Putting confrontational political messages in front of students and asking them to respond turned out to be a winning idea for a group of Waikato Management School Public Relations students.
They were taking part in the annual Chesterman Group PR Campaigns competition, where teams have to develop a multi-faceted PR strategy for a particular organisation. This year’s client was the Electoral Commission, and the Loud & Counted group’s campaign used social media platforms and face-to-face communication to encourage young people to get out and vote.
Politics is relevant
“Our research showed that young people don’t think politics is relevant, so we decided to show them it was,” says Loud and Counted Team member Kate Lunn.
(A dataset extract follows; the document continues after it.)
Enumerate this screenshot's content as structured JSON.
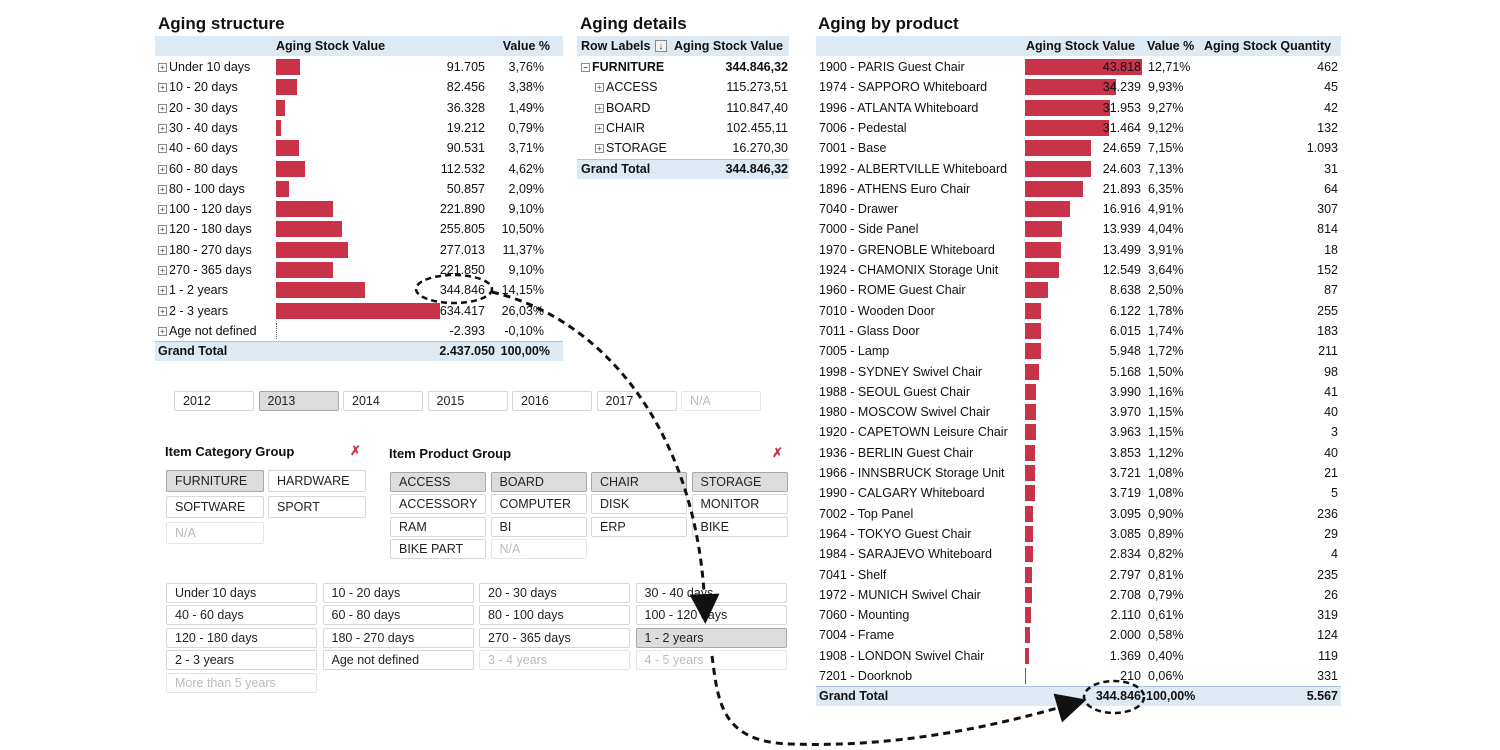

“We created a big orange wall and put messages on it that we knew would get a response; addressing issues about money in general the cost of living, student loans, internet privacy and the environment, and then we took the wall to Wintec’s two campuses and around the university. The idea was to change the perception of what it means to vote and why young people should engage in the democratic process.”
Getting people to vote
Kate says they asked the potential voters to sign a pledge to vote. “More than 220 young people pledged to vote either online and at our orange “Loud” wall. When we followed up, respondents said our campaign had a moderate-to-high effect on people’s decision to vote.”
Joining Kate in the winning team were Anita Burton, Megan Burton-Brown, Abbi Faulkner, Julie Fiddes, Maria Messiter, Renee Kingi, Brooke Kirkbride, Danielle Lorberbaum, Patrick Purcell, Maria Radich and Cory Tutahi.
The judges were Chris Williams from King St advertising, PR practitioner Heather Claycomb, Gordon Chesterman and alumnus Brad Pogson from Vodafone. They said all four campaigns were of a very high standard, the best they have seen over the years that the competition has been running.